Jackrabbits topple over winless Centenary in convincing fashion at home
January 11, 2011
Drue AmanSports Editor
Four starters reached double-digits and the Jackrabbits defeated the hapless Gents, as the SDSU rolled Centenary by 24 points.
The winless team with four scholarship players didn’t stand a chance.
That sentiment likely represented the majority of the 1,319 fans who showed up to Frost Arena to see that winless team in its last season at Division I before moving to Division III.
SDSU (11-4, 3-1) trampled Summit League bottom feeder Centenary (0-16, 0-5) 86-62 behind a near perfect statistical night from freshman Jordan Dykstra and a business-like approach in handing the Gentleman its sixteenth-straight loss to open the season.
Dykstra finished with 17 points and nine rebounds on a perfect 7-of-7 shooting from the field to bolster SDSU’s field goal shooting to 51 percent on the night. His only statistical blip: two missed free throws, something he was quick to point out.
“I missed two free throws, I had like four easy lay-ups because of Nate dishing it to me, so it’s props to my teammates more than anything.”
The Jacks likely didn’t need a prolific effort shooting from the field against the Gentlemen, but they did anyway, shooting 51 percent from the floor and 9-of-20 from beyond the arc. Four of the five SDSU starters finished in double figures despite none of them playing more 22 minutes. The only starter not to finish in double figures, guard Nate Wolters, still finished with seven points, six rebounds and six assists.
That led to considerable minutes for the SDSU bench, something Scott Nagy believed would happen heading into the matchup with the statistically last-ranked Centenary.

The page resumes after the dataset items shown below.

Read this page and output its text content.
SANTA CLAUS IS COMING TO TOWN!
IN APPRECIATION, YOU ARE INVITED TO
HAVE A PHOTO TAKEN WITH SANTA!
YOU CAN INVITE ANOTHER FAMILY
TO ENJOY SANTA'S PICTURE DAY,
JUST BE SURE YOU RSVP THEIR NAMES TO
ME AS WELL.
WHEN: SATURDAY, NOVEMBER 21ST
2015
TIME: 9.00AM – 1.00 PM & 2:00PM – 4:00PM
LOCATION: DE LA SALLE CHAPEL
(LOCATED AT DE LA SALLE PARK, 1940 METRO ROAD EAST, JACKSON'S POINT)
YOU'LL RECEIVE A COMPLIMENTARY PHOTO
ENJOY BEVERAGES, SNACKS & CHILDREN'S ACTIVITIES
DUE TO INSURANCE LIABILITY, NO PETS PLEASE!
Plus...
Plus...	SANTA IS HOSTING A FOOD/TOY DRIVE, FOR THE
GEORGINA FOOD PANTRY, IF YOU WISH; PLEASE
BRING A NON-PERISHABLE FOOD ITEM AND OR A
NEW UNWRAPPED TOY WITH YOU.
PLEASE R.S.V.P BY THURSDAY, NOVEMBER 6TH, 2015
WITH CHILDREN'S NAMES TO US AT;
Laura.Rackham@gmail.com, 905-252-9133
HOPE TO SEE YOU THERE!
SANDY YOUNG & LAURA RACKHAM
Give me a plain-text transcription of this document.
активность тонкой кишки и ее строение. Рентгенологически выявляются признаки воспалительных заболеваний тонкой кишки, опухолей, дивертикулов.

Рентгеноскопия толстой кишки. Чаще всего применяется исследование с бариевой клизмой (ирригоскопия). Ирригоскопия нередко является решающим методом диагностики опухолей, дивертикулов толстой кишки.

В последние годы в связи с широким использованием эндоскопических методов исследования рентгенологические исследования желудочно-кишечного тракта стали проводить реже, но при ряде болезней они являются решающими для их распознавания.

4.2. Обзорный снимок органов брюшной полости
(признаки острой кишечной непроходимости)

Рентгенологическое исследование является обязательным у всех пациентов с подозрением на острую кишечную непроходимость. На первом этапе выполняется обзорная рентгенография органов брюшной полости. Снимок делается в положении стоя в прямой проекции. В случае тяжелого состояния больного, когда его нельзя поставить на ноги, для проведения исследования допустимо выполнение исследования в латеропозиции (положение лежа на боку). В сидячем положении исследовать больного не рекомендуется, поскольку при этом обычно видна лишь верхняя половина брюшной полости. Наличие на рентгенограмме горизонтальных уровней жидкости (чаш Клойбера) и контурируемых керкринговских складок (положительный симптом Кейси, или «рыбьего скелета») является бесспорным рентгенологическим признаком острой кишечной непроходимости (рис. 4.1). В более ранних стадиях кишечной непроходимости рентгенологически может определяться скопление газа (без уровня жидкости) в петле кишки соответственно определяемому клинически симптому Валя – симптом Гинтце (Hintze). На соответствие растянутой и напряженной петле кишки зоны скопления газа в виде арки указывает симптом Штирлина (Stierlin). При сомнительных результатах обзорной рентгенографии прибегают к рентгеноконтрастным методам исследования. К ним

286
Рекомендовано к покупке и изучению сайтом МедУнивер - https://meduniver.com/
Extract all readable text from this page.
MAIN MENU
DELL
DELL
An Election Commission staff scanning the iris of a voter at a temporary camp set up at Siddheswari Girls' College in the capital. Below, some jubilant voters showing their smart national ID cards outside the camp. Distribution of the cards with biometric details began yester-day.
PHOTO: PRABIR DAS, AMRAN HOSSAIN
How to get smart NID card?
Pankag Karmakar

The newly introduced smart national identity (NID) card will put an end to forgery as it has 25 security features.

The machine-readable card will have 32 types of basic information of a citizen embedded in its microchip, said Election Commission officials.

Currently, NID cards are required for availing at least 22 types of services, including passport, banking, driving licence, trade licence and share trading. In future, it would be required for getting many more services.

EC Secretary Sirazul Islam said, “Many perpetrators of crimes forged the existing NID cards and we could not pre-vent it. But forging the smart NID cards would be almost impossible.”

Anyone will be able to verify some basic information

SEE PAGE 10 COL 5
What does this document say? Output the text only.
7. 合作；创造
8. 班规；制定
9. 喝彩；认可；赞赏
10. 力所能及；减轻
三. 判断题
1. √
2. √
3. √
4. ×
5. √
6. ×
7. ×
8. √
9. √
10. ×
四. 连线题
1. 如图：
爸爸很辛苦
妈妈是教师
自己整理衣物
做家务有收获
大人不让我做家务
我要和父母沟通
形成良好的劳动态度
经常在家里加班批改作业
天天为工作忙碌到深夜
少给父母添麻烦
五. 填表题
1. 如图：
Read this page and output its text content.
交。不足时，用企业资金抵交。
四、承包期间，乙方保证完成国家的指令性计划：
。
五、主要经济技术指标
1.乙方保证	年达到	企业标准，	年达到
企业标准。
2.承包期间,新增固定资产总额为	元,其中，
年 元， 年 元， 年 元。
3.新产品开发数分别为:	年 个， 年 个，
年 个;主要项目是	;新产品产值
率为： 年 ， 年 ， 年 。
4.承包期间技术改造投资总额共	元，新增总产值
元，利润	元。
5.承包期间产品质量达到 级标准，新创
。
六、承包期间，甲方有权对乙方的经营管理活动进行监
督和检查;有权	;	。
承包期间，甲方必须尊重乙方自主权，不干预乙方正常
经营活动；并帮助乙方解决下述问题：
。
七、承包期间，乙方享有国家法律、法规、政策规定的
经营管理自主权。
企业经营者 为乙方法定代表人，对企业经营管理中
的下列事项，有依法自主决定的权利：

“The bench struggled a little bit, half our turnovers came from the bench,” said Nagy, whose team also finished a season-high 23 assists to go with averaging 94 points in their previous three games. “But we’ve been getting good bench play all year and I think they played better in the second half.”
It was a game largely played without SDSU’s starting five – and most notably – Sargent and Wolters. But it was also a game in which Dykstra, a true freshman, was taken out of the game early with the game out of reach. Dykstra’s 7-for-7 from the field raised his season field-goal percentage to 50 percent while countering that with 42 percent shooting from three-point range.
“He spent so much time early concentrating on defense and rebounding that his offense wasn’t very good,” Nagy said. “But you don’t forget how to play offense, and his shooting is coming around.”